Mercantile International phoned him from Nassau at eight o'clock the following morning and requested him to catch the next plane. One of their directors had been accused of illegal speculation with company funds, for his own personal profit. Charles was required as an expert witness.

‘Please don't go,' begged Frances, trying to rinse last night out of her mouth.

‘Don't be silly, darling. You know perfectly well I have to go. It's a court case – a very nasty business by the sounds of it. God alone knows what Oppenheimer's going to say. It's one of his companies.'

‘Oh, he's mixed up in it, is he? I might have guessed. Whenever there's trouble, it always seems to be our good friend Heinrich.'

‘He
is
our good friend, Frances. The work he brings me pays for all our luxuries. It's not just trouble he's mixed up in, but all those little extras you insist on – your foreign cars, your couturier clothes, your –'

‘All right, Charles, you've spent the last five years telling me how obliged we are to Oppenheimer. But all the same, you can't just disappear like that – not after what happened last night. I mean, we haven't even discussed it yet. I know I behaved badly, but …'

‘You were tired, darling, that's all. Let's forget it, shall we? I'll only be gone a matter of days, a week at the outside.'

A week. If one night lasted a hundred years, a week might end somewhere in the twenty-seventh century. Normally, she didn't mind about his travelling. Charles dropped in at the Bahamas as other men took a spin to Bournemouth. She kept his suitcase permanently packed. But this time …

‘But what about Magda? How on earth am I going to deal with her? It's much more awkward with you not being here.'

‘She'd better stay at Viv's, then. I'll arrange it.' Another paltry item on his job list: clean car, trim hedge, dispose of daughter. Magda might be hysterical by now, or ill, or despairing.

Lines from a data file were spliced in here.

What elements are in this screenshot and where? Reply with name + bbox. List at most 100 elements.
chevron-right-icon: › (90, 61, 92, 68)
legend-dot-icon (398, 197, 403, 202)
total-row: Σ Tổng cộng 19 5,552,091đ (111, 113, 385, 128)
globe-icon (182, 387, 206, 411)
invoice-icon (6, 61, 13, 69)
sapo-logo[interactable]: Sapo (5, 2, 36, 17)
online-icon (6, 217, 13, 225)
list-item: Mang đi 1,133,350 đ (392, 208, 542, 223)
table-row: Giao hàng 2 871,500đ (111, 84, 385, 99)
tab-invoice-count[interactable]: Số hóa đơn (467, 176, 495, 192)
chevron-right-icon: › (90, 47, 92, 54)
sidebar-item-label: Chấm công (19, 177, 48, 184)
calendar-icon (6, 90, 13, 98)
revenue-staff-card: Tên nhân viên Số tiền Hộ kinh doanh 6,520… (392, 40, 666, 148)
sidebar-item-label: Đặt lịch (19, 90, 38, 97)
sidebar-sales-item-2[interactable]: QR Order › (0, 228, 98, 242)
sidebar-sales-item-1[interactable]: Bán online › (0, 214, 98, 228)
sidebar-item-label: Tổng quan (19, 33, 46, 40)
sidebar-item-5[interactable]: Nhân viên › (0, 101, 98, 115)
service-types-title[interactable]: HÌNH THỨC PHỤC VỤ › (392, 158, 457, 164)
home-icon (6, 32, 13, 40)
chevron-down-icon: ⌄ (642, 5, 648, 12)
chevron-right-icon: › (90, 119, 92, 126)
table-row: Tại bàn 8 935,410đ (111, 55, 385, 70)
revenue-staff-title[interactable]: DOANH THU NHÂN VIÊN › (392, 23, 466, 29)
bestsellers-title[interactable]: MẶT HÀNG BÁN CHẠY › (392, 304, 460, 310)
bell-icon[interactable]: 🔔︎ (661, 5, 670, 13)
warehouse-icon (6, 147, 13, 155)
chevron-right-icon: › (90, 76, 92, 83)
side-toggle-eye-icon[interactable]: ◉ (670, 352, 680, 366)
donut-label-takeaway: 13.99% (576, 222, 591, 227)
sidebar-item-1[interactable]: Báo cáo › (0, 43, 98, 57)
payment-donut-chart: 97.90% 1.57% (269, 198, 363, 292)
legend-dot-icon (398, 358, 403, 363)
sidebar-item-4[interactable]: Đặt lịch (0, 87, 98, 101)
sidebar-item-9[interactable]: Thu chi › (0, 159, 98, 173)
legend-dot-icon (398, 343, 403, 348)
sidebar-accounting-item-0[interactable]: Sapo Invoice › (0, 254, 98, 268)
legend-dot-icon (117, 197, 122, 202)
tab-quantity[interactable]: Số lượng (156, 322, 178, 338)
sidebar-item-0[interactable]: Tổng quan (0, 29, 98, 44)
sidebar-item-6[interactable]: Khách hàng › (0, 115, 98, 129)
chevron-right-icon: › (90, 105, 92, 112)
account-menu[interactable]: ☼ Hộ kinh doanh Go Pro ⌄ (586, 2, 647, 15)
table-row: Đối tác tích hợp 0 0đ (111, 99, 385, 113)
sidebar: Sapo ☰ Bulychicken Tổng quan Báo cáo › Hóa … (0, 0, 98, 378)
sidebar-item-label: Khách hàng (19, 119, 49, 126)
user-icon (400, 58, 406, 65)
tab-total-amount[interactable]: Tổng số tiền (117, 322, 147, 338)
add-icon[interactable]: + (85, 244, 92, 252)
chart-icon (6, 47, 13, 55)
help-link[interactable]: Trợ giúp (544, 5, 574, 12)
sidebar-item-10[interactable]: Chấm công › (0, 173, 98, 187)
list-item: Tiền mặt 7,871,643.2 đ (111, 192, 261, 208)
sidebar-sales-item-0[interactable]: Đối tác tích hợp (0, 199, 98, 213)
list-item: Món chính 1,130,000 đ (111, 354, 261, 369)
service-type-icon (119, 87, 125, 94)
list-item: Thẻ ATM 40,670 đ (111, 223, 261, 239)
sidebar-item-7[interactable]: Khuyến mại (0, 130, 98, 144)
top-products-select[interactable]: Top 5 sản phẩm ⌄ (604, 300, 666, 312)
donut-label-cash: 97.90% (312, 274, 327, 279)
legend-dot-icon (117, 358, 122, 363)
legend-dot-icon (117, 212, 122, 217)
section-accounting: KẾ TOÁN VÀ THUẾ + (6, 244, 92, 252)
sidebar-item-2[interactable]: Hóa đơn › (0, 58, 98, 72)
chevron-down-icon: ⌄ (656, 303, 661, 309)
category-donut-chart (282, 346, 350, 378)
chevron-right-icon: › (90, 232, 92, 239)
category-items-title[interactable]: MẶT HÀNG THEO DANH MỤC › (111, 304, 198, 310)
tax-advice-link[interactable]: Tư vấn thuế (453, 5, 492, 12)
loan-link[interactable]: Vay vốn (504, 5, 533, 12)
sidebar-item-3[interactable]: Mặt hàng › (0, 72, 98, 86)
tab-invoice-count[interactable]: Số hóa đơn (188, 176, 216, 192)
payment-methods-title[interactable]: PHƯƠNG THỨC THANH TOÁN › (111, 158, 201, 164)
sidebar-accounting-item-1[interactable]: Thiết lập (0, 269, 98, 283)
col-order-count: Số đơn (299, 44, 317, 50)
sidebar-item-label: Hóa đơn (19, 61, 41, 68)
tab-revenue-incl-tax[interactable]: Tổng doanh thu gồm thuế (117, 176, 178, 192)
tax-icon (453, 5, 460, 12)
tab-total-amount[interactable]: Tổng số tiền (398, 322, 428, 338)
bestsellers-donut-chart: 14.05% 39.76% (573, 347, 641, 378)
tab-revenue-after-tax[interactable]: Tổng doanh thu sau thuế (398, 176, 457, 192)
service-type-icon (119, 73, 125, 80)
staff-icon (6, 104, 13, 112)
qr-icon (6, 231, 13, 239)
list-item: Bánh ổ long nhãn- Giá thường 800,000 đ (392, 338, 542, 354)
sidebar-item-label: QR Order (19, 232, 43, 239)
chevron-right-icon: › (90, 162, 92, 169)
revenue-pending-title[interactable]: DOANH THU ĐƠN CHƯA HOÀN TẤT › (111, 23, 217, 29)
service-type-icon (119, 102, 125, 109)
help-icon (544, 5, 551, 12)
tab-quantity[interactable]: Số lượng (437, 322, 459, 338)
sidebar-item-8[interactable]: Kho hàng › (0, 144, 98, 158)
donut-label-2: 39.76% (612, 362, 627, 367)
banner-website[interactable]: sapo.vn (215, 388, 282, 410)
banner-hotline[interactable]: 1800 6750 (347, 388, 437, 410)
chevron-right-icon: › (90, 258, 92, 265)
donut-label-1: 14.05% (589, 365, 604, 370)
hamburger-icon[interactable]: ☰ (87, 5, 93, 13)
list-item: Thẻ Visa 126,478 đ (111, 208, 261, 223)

‘But I can't just ignore her for a week. And what am I meant to do about the walls? She shouldn't get away with vandalism like that. On the other hand, she must be in quite a state to …'

‘I'll think about it on the plane, darling, and phone you. Now could you please do me a spot of breakfast.'

Frances cracked an egg into the frying pan. So Charles planned to deal with a delinquent daughter by long-distance phone call, with wires crackling and the pips going; fit her in among the formulae, no doubt.

‘How's Magda?'

‘Smashing up the house.'

‘Fine, fine.'

Here he was, escaping again, using his work as a manhole to drop safely into and hide from all the hubbub on the pavement outside. All right, she'd shouted at him to get out of her way, told him to go, but that was only
in extremis
, and she hadn't meant a Bahamian business trip, lulled by labile secretaries and cushioned in a first-class cocoon of soothing schedules and self-importance, with a millionaire glittering on the sidelines.